Upgrade recommendation: Update to v1.2.2+ to get automatic per-row error isolation.

---

7. TaskModule Dependency Resolution Error (v1.2.4+)

Symptom: App crashes at startup with:

Nest can't resolve dependencies of MyTaskService (?).
Please make sure that the argument TASK_QUEUE_EVENT_FACTORY at index [0] is available in the MyModule context.

Cause: Since v1.2.4, TaskModule.register() is global and must be called exactly once in the host AppModule.

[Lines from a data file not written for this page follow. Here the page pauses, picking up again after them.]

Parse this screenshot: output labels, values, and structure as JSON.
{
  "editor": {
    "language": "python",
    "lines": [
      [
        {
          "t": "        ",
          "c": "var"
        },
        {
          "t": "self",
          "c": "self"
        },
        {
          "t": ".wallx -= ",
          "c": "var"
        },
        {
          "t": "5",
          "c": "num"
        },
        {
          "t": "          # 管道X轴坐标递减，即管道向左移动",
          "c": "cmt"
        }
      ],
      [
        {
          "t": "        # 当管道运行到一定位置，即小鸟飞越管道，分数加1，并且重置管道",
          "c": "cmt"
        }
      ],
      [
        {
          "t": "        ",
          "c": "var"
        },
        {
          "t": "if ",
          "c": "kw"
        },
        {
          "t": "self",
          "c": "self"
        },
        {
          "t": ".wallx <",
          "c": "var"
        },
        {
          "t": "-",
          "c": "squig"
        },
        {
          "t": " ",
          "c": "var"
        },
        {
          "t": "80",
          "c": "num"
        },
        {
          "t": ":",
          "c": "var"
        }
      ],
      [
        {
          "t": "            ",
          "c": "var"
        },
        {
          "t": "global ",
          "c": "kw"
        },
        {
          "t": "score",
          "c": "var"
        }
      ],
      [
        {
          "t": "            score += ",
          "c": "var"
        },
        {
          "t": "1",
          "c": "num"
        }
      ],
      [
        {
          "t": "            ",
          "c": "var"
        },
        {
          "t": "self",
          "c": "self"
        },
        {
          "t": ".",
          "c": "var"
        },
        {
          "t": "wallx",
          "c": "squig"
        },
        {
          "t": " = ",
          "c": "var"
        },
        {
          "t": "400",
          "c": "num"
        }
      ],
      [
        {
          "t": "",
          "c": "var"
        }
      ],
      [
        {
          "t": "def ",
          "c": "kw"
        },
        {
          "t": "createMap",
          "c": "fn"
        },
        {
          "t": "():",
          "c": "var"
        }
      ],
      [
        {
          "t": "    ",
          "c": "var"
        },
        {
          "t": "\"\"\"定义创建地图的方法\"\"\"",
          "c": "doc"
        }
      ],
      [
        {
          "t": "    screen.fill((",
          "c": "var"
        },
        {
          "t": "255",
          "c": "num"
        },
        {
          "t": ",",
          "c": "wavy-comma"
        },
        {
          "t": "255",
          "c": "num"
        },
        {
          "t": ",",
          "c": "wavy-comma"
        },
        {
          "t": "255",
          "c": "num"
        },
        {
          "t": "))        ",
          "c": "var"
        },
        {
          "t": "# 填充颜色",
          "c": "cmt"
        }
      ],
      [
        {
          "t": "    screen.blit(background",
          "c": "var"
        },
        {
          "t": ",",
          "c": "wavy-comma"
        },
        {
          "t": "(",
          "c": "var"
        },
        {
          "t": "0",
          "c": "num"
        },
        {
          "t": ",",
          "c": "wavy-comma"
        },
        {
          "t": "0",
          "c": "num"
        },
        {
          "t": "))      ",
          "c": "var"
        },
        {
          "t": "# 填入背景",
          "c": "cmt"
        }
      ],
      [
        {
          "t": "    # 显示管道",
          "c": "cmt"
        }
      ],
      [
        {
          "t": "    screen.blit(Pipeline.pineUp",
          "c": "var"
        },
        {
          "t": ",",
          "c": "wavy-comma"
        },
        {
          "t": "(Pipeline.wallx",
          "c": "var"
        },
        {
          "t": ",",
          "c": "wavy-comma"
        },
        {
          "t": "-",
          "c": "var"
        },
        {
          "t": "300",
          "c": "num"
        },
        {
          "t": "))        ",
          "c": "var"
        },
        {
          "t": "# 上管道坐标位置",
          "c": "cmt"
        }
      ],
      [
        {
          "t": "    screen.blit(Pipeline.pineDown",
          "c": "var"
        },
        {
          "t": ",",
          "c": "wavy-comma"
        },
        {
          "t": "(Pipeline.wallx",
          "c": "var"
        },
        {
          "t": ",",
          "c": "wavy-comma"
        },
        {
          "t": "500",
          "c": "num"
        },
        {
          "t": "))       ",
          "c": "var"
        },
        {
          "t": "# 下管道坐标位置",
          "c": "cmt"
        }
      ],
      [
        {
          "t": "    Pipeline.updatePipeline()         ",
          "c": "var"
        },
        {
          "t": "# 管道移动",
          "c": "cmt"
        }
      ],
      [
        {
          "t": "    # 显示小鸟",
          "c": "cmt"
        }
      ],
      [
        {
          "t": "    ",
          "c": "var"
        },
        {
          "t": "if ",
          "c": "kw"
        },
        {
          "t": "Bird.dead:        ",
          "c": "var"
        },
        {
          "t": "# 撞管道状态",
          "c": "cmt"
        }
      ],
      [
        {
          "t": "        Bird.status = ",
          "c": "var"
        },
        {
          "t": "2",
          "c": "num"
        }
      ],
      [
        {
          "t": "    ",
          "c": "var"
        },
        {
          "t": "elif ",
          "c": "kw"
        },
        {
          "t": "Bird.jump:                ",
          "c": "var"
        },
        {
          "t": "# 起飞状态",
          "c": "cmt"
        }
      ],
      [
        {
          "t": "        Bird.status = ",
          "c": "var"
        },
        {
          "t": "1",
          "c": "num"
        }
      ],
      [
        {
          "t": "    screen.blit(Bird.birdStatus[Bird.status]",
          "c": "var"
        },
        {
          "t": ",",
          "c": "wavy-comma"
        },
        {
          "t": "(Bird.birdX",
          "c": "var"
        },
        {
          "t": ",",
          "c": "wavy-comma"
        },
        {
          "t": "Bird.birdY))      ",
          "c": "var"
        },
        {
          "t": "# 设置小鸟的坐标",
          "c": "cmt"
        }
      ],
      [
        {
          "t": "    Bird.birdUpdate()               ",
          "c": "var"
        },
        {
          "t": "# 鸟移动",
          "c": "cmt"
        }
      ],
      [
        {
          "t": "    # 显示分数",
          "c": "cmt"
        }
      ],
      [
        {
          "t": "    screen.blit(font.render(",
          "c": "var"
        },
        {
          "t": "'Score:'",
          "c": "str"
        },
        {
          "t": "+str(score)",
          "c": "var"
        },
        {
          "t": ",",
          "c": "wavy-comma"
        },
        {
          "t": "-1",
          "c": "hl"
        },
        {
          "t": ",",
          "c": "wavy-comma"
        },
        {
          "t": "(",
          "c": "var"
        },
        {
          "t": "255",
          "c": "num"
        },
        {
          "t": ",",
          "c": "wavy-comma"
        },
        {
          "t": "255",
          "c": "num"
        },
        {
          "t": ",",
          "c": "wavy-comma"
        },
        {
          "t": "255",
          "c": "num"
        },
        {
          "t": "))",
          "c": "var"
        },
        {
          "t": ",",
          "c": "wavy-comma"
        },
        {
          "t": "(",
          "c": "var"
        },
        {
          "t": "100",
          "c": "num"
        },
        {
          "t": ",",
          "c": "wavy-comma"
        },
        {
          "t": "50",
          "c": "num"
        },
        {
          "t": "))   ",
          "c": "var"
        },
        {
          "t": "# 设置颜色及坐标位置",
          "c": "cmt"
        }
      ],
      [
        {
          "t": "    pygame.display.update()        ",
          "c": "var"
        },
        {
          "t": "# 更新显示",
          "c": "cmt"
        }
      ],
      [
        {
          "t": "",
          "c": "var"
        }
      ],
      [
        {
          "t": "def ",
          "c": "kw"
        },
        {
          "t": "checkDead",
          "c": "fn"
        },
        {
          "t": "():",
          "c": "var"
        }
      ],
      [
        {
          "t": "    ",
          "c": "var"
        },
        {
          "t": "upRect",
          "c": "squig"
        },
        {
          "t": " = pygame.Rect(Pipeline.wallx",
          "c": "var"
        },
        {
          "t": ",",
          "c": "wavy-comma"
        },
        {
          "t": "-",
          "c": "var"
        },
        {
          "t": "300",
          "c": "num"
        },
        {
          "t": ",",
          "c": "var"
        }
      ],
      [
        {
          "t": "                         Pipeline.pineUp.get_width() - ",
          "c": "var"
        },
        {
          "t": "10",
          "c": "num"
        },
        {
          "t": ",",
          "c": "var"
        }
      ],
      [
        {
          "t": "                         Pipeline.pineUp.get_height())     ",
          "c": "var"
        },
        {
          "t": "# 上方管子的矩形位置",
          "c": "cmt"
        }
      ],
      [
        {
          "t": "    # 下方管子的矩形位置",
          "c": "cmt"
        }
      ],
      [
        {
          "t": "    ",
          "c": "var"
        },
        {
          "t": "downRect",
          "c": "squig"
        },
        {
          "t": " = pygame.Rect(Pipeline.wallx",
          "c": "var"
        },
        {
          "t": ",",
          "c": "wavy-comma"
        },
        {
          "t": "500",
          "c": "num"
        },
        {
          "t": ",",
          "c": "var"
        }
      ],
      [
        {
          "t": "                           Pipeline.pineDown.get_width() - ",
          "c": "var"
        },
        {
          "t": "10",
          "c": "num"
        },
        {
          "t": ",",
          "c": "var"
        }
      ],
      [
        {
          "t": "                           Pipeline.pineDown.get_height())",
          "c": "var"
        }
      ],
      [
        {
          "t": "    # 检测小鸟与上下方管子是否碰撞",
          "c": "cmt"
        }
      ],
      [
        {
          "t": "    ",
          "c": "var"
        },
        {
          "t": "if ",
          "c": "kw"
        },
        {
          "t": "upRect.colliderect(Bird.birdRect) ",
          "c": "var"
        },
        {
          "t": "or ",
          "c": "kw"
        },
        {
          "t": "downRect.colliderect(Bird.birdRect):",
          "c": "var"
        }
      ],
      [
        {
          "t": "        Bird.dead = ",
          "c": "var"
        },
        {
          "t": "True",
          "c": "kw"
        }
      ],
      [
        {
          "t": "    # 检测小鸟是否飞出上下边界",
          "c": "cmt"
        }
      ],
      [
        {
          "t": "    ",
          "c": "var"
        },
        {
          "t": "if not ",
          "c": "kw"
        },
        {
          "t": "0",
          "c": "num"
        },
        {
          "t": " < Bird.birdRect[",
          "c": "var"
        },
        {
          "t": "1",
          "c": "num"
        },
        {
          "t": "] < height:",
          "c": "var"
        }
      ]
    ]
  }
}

MasterModule no longer registers it internally.

Fix:

import { TaskModule, TaskQueueEventFactory } from '@mbc-cqrs-serverless/master'

@Module({
  imports: [
    // Register ONCE here in AppModule
    TaskModule.register({ taskQueueEventFactory: MyTaskQueueEventFactory }),
    MasterModule.register({ enableController: true, prismaService: PrismaService }),
    // Remove TaskModule.register() from all feature modules!
  ],
})
export class AppModule {}

Also check: "transformTask is not a function" at runtime indicates multiple TaskModule.register() calls creating conflicting bindings.

---

8. RYW Session Disappears Before TTL Expiration (v1.2.6+)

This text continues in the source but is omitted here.